Tom Harris retells the comedian Bill Bailey’s view of how Ed Miliband’s role as leader of the Labour Party came about by comparing him to a plastic bag stuck in a tree: no one knows how it got there, and nobody can be bothered bringing it down. He believes the Prime Minister is sending out similar ‘plastic bag’ vibes as his predecessor and predicts that Starmer’s lack of personality and common sense will not get him to the end of this parliament. Time will tell.
Whilst mentioning Ed Miliband, when is he going to give the green light to the SMR (Small Modular Reactor) industry? What is he waiting for as Rolls Royce SMR, EDF, GE-Hitachi Nuclear Energy, Westinghouse Electric Company, NuScale Power and Holtec Britain have been ready to move forward since last year to enable the UK to lead the global race to develop cutting-edge technologies to rapidly deliver cleaner, cheaper energy and greater energy security.
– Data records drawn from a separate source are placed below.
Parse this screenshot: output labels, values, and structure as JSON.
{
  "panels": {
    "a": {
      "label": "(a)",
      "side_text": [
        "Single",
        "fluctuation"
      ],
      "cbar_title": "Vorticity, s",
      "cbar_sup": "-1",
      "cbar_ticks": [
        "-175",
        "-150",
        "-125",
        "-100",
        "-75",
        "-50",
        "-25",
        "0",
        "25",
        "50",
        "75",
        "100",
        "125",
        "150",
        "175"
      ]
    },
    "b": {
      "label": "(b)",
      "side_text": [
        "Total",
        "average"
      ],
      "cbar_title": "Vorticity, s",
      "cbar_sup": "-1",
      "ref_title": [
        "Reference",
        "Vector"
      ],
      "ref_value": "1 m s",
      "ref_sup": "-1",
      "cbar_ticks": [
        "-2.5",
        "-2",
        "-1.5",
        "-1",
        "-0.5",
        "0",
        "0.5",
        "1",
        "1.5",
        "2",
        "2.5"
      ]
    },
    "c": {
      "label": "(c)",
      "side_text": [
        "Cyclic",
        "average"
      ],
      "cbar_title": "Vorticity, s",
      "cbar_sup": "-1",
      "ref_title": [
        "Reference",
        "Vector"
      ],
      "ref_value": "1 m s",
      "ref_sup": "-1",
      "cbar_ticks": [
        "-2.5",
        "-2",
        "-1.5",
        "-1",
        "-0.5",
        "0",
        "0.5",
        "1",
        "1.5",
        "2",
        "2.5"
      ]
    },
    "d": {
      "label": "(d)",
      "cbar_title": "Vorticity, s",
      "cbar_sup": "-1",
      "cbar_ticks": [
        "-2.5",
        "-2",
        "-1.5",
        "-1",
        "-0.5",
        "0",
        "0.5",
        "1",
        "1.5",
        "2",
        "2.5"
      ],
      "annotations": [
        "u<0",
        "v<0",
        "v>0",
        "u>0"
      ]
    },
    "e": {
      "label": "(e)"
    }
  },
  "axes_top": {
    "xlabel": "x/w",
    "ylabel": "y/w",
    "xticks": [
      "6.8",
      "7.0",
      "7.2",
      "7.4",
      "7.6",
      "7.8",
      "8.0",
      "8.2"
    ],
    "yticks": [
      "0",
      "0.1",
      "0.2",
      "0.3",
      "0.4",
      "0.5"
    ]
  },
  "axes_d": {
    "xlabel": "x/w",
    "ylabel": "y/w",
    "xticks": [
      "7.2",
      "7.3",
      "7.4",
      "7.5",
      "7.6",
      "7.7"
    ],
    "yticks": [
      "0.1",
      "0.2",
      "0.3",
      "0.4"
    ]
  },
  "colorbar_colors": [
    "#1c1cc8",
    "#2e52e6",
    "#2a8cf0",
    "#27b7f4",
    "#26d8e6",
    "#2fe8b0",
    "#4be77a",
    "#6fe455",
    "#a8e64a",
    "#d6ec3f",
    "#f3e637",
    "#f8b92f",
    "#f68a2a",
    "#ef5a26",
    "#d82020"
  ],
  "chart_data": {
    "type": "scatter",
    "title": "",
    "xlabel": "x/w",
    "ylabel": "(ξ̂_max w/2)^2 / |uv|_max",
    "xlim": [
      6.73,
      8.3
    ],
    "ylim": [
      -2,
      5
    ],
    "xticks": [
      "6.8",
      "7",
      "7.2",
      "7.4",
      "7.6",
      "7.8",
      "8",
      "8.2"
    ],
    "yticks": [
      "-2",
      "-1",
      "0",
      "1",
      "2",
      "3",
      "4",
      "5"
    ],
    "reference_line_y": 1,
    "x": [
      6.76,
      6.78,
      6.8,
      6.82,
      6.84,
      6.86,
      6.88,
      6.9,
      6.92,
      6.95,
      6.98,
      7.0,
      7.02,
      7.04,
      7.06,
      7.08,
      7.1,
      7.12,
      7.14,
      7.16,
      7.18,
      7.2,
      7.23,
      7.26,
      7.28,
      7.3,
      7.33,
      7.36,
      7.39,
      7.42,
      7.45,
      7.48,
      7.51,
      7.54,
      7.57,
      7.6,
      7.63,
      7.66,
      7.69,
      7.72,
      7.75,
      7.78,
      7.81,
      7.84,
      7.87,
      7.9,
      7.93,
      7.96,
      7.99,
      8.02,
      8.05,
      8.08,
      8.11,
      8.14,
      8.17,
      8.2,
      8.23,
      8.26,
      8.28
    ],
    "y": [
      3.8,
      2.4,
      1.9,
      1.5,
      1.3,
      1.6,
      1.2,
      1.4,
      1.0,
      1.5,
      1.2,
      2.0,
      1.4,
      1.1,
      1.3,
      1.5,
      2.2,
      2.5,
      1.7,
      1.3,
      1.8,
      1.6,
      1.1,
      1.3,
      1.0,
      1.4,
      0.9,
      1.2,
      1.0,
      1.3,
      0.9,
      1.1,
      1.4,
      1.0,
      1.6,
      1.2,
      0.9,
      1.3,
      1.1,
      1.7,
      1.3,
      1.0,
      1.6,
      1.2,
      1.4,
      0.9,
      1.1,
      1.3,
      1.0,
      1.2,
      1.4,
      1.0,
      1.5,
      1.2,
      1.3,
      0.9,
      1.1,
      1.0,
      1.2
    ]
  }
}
The previous government were poised to award contracts, but Miliband seems wedded to covering thousands of square miles of farmland with questionable solar panels and wind turbines, all of which have a short life span and the carbon cost for manufacturing, importing and then decommission them is eye watering.
The Conservative government’s plan was for up to a quarter of all UK electricity to come from nuclear power by 2050 and to deliver operational SMRs by the mid-2030s. Have I missed something, have any of these companies been awarded contracts, does Miliband really have a plan?